Gericht: Oberlandesgericht Zweibrücken
Beschluss verkündet am 29.09.2000
Aktenzeichen: 3 W 145/00
Rechtsgebiete: BGB, BVormVG


Vorschriften:

BGB § 1836 Abs. 1
BGB § 1836 Abs. 2
BGB §1836 a
BVormVG § 1 Abs. 1 Satz 2 Nr. 1
BVormVG § Abs. 2 Satz
1. Der erfolgten Bestellung eines Betreuers "als Mitarbeiter des Betreuungsvereines" kommt konstitutive Wirkung zu. Sie ist dem Vergütungsverfahren zugrundezulegen.

2. Die Auswahlentscheidung des Vormundschaftsgerichts ist mangels anderweitiger Bestimmung im Vergütungsverfahren bindend, wenn ein Berufsbetreuer mit Meisterabschluss über generell nutzbare besondere Fähigkeiten verfügt; ihm ist ein erhöhter Stundensatz von 45,-- DM zu bewilligen.


Pfälzisches Oberlandesgericht Zweibrücken Beschluss

Aktenzeichen: 3 W 145/00 21 T 306/00 Landgericht Koblenz 7 XVII 2684 Amtsgericht Westerburg

In dem Verfahren

betreffend die Festsetzung einer Vergütung für die Betreuung des

hat der 3. Zivilsenat des Pfälzischen Oberlandesgerichts Zweibrücken durch die Richter am Oberlandesgericht Hengesbach und Reichling sowie die Richterin am Oberlandesgericht Simon-Bach auf die sofortige weitere Beschwerde der Beteiligten zu 1) vom 30. Juni/4. Juli 2000 gegen den ihr am 29. Juni 2000 zugestellten Beschluss der 2. Zivilkammer des Landgerichts Koblenz vom 23. Juni 2000 ohne mündliche Verhandlung am 29. September 2000

beschlossen:

Tenor:

Die sofortige weitere Beschwerde wird zurückgewiesen.

Gründe:

I.

Die sofortige weitere Beschwerde ist infolge ihrer Zulassung statthaft (§ 56 g Abs. 5 Satz 2 FGG). Auch im Übrigen ist das Rechtsmittel förmlich nicht zu beanstanden (§§ 29 Abs. 1 Satz 2, Abs. 2 und 4, 21 Abs. 2, 20 FGG). Die Beschwerdebefugnis der Beteiligten zu 1) ergibt sich bereits aus dem Umstand, dass ihre Erstbeschwerde ohne Erfolg geblieben ist. Ungeachtet dessen steht - wenn es wie hier um die Höhe der Vergütung im Festsetzungsverfahren gegen die Staatskasse geht - dem Vertreter der Staatskasse ein Beschwerderecht zu (vgl. Senat, Beschluss vom 7. Dezember 1999 - 3 W 267/99 -; Staudinger/Engler 1999 § 1836 Rdnr. 87).

II.

In der Sache bleibt das Rechtsmittel ohne Erfolg. Der angefochtene Beschluss beruht nicht auf einer Verletzung des Gesetzes (§ 27 Abs. 1 FGG). Die Vorinstanzen haben dem Beteiligten zu 2) zu Recht einen Vergütungs- und Auslagenersatz aus der Staatskasse bewilligt.

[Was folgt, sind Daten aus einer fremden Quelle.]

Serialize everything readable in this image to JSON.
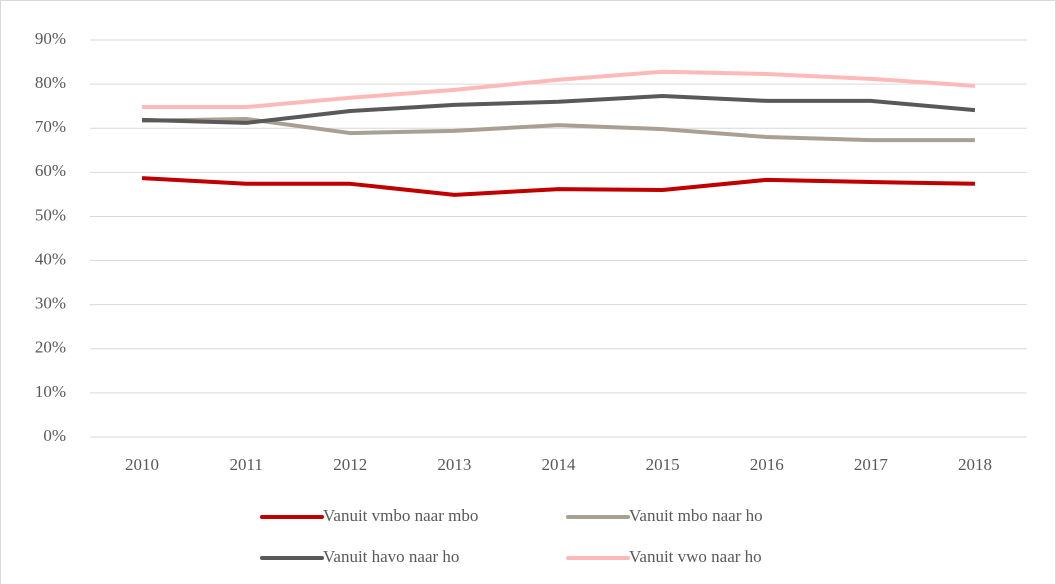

a) Zunächst haben die Vorinstanzen zutreffend ausgeführt, dass es sich bei dem bestellten Betreuer um einen Vereinsbetreuer im Sinne des Gesetzes handelt. Es bedarf keiner Entscheidung, ob die als Betreuer tätig gewordene Person nur dann als Vereinsbetreuer zu qualifizieren ist, wenn sie in einem abhängigen Arbeitsverhältnis zum Betreuungsverein steht (vgl. zum Meinungsstand: Jaschinski NJW 1996, 1521 f; Schwab FamRZ 1992). Denn das Landgericht hat zutreffend darauf abgestellt, dass der mit Beschluss des Amtsgerichts Montabaur vom 30. April 1999 erfolgten Bestellung des Beteiligten zu 3) "als Mitarbeiter des Betreuungsvereins konstitutive Bedeutung zukommt. Diese Entscheidung ist unangefochten geblieben und deshalb dem Vergütungsverfahren zugrunde zu legen. Etwas anderes ergibt sich auch nicht aus der Entscheidung des Oberlandesgerichts Hamm vom 23. Mai 2000 - 15 W 86/2000 -. Denn diese betrifft nicht die Vergütung des Betreuers. Ihr liegt eine weitere Beschwerde gegen die Änderung einer Betreuerbestellung als Vereinsbetreuer zugrunde. Deshalb nötigt diese Entscheidung den Senat auch nicht gemäß § 28 Abs. 2 FGG zur Vorlage an den Bundesgerichtshof.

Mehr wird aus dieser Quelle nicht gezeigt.